SHAPIRO: Yeah. It took some real sleuthing. Explain how you discovered this.

AKCAM: I mean, we already knew that these telegrams ended in Armenian patriarch in Jerusalem but this archive is closed. Somehow because of unknown reasons, they don't allow us historians to go and work with material.

SHAPIRO: So you knew these crucial documents were in Jerusalem in this archive but you couldn't get access to them?

AKCAM: Yes, exactly, this was the story.

SHAPIRO: And so how did you finally get it?

AKCAM: Because of an Armenian Catholic priest, Krikor Guerguerian. He went to this archive end of 1960s. And he filmed all the materials there. And he had a private archive. And it was saved and secured by his nephew.

SHAPIRO: So the priest died, his nephew took this document and you got it from the nephew?

AKCAM: Exactly.

SHAPIRO: How do you hope this telegram will change the conversation surrounding the Armenian genocide?

AKCAM: I think Turkish government must try or develop some new strategies to deny the Armenian genocide. They cannot deny as they have been denying over the years. It is over now. There is no way to escape.

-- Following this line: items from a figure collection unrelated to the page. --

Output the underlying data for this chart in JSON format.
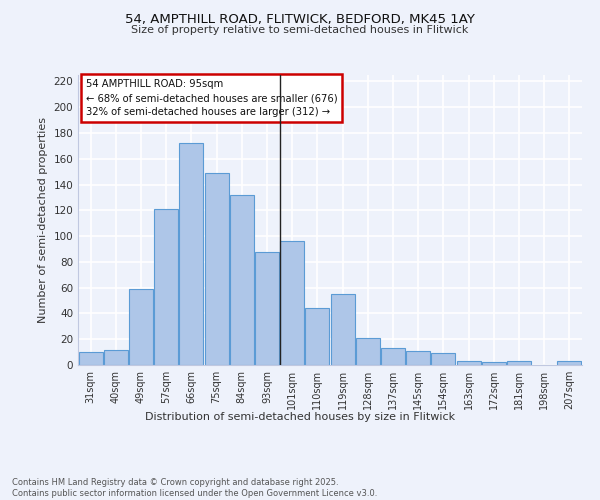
{
  "title1": "54, AMPTHILL ROAD, FLITWICK, BEDFORD, MK45 1AY",
  "title2": "Size of property relative to semi-detached houses in Flitwick",
  "xlabel": "Distribution of semi-detached houses by size in Flitwick",
  "ylabel": "Number of semi-detached properties",
  "categories": [
    "31sqm",
    "40sqm",
    "49sqm",
    "57sqm",
    "66sqm",
    "75sqm",
    "84sqm",
    "93sqm",
    "101sqm",
    "110sqm",
    "119sqm",
    "128sqm",
    "137sqm",
    "145sqm",
    "154sqm",
    "163sqm",
    "172sqm",
    "181sqm",
    "198sqm",
    "207sqm"
  ],
  "values": [
    10,
    12,
    59,
    121,
    172,
    149,
    132,
    88,
    96,
    44,
    55,
    21,
    13,
    11,
    9,
    3,
    2,
    3,
    0,
    3
  ],
  "bar_color": "#aec6e8",
  "bar_edge_color": "#5b9bd5",
  "property_bin_index": 7,
  "annotation_title": "54 AMPTHILL ROAD: 95sqm",
  "annotation_line1": "← 68% of semi-detached houses are smaller (676)",
  "annotation_line2": "32% of semi-detached houses are larger (312) →",
  "vline_color": "#222222",
  "annotation_box_color": "#ffffff",
  "annotation_box_edge": "#cc0000",
  "background_color": "#eef2fb",
  "grid_color": "#ffffff",
  "ylim": [
    0,
    225
  ],
  "yticks": [
    0,
    20,
    40,
    60,
    80,
    100,
    120,
    140,
    160,
    180,
    200,
    220
  ],
  "footer": "Contains HM Land Registry data © Crown copyright and database right 2025.\nContains public sector information licensed under the Open Government Licence v3.0."
}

They have to face this reality. This is a telegram with an Ottoman letterhead and we with the Ottoman coding system.

SHAPIRO: You are Turkish. You are not Armenian. Why have you devoted your life, your career, to studying the Armenian genocide?

AKCAM: I'm a historian. It is my job to educate new generation on violence in the past so that this should not happen again in the future. The second important reason is my firm belief that democracy can only establish in Turkey if Turkey faces its own history.

SHAPIRO: Taner Akcam, thank you so much for your time.